[RFC PATCH 0/6] ARM64: KVM: PMU infrastructure support

Sun Feb 15 07:33:37 PST 2015

Hi Anup,

On Mon, Jan 12, 2015 at 09:49:13AM +0530, Anup Patel wrote:
> On Mon, Jan 12, 2015 at 12:41 AM, Christoffer Dall
> <christoffer.dall at linaro.org> wrote:
> > On Tue, Dec 30, 2014 at 11:19:13AM +0530, Anup Patel wrote:
> >> (dropping previous conversation for easy reading)
> >>
> >> Hi Marc/Christoffer,
> >>
> >> I tried implementing PMU context-switch via C code
> >> in EL1 mode and in atomic context with irqs disabled.
> >> The context switch itself works perfectly fine but
> >> irq forwarding is not clean for PMU irq.
> >>
> >> I found another issue that is GIC only samples irq
> >> lines if they are enabled. This means for using
> >> irq forwarding we will need to ensure that host PMU
> >> irq is enabled.  The arch_timer code does this by
> >> doing request_irq() for host virtual timer interrupt.
> >> For PMU, we can either enable/disable host PMU
> >> irq in context switch or we need to do have shared
> >> irq handler between kvm pmu and host kernel pmu.
> >
> > could we simply require the host PMU driver to request the IRQ and have
> > the driver inject the corresponding IRQ to the VM via a mechanism
> > similar to VFIO using an eventfd and irqfds etc.?
> 
> Currently, the host PMU driver does request_irq() only when
> there is some event to be monitored. This means host will do
> request_irq() only when we run perf application on host
> user space.
> 
> Initially, I though that we could simply pass IRQF_SHARED
> for request_irq() in host PMU driver and do the same for
> reqest_irq() in KVM PMU code but the PMU irq can be
> SPI or PPI. If the PMU irq is SPI then IRQF_SHARED
> flag would fine but if its PPI then we have no way to
> set IRQF_SHARED flag because request_percpu_irq()
> does not have irq flags parameter.
> 
> >
> > (I haven't quite thought through if there's a way for the host PMU
> > driver to distinguish between an IRQ for itself and one for the guest,
> > though).
> >
> > It does feel like we will need some sort of communication/coordination
> > between the host PMU driver and KVM...
> >
> >>
> >> I have rethinked about our discussion so far. I
> >> understand that we need KVM PMU virtualization
> >> to meet following criteria:
> >> 1. No modification in host PMU driver
> >
> > is this really a strict requirement?  one of the advantages of KVM
> > should be that the rest of the kernel should be supportive of KVM.
> 
> I guess so because host PMU driver should not do things
> differently for host and guest. I think this the reason why
> we discarded the mask/unmask PMU irq approach which
> I had implemented in RFC v1.
> 
> >
> >> 2. No modification in guest PMU driver
> >> 3. No mask/unmask dance for sharing host PMU irq
> >> 4. Clean way to avoid infinite VM exits due to
> >> PMU interrupt
> >>
> >> I have discovered new approach which is as follows:
> >> 1. Context switch PMU in atomic context (i.e. local_irq_disable())
> >> 2. Ensure that host PMU irq is disabled when entering guest
> >> mode and re-enable host PMU irq when exiting guest mode if
> >> it was enabled previously.
> >
> > How does this look like software-engineering wise?  Would you be looking
> > up the IRQ number from the DT in the KVM code again?  How does KVM then
> > synchronize with the host PMU driver so they're not both requesting the
> > same IRQ at the same time?
> 
> We only lookup host PMU irq numbers from DT at HYP init time.
> 
> During context switch we know the host PMU irq number for
> current host CPU so we can get state of host PMU irq in
> context switch code.
> 
> If we go by the shard irq handler approach then both KVM
> and host PMU driver will do request_irq() on same host
> PMU irq. In other words, there is no virtual PMU irq provided
> by HW for guest.
> 

Sorry for the *really* long delay in this response.
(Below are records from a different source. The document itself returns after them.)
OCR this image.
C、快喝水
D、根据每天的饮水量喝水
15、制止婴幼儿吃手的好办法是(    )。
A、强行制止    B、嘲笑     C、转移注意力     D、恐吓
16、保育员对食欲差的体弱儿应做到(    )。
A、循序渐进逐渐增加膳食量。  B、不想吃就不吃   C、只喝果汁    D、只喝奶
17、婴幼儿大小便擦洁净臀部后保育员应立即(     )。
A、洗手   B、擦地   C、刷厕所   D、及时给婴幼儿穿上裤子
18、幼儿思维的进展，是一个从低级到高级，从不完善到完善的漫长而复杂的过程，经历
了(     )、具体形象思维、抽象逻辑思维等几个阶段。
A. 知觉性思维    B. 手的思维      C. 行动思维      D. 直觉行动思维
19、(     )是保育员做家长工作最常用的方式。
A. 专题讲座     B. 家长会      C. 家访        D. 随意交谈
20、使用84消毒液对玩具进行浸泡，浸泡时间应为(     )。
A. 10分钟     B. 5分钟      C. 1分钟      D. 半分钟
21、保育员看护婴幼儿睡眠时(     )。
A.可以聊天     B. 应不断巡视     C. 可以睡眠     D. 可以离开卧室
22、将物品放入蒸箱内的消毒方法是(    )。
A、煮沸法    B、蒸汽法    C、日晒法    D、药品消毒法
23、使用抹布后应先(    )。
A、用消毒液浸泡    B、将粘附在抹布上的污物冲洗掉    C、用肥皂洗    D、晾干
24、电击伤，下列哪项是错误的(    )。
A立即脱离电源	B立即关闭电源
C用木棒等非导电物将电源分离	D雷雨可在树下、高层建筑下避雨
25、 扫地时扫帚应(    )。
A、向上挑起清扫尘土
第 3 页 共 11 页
We had a chat about this subject with Will Deacon and Marc Zyngier
during connect, and basically we came to think of a number of problems
with the current approach:

1. As you pointed out, there is a need for a shared IRQ handler, and
   there is no immediately nice way to implement this without a more
   sophisticated perf/kvm interface, probably comprising eventfds or
   something similar.

2. Hijacking the counters for the VM without perf knowing about it
   basically makes it impossible to do system-wide event counting, an
   important use case for a virtualization host.

So the approach we will be taking now would be to:

First, implement a strictly trap-and-emulate in software approach.  This
would allow any software relying on access to performance counters to
work, although potentially with slightly unprecise values.  This is the
approach taken by x86 and would be significantly simpler to support on
systems like big.LITTLE as well.

Second, if there are values obtained from within the guest that are so
skewed by the trap-and-emulate approach that we need to give the guest
access to counters, we should try to share the hardware by partitioning
the physical counters, but again, we need to coordinate with the host
perf system for this.  We would only be pursuing this approach if
absolutely necessary.

Apologies for the change in direction on this.

What are your thoughts?  Do you still have time/interest to work
on any of this?

Thanks,
-Christoffer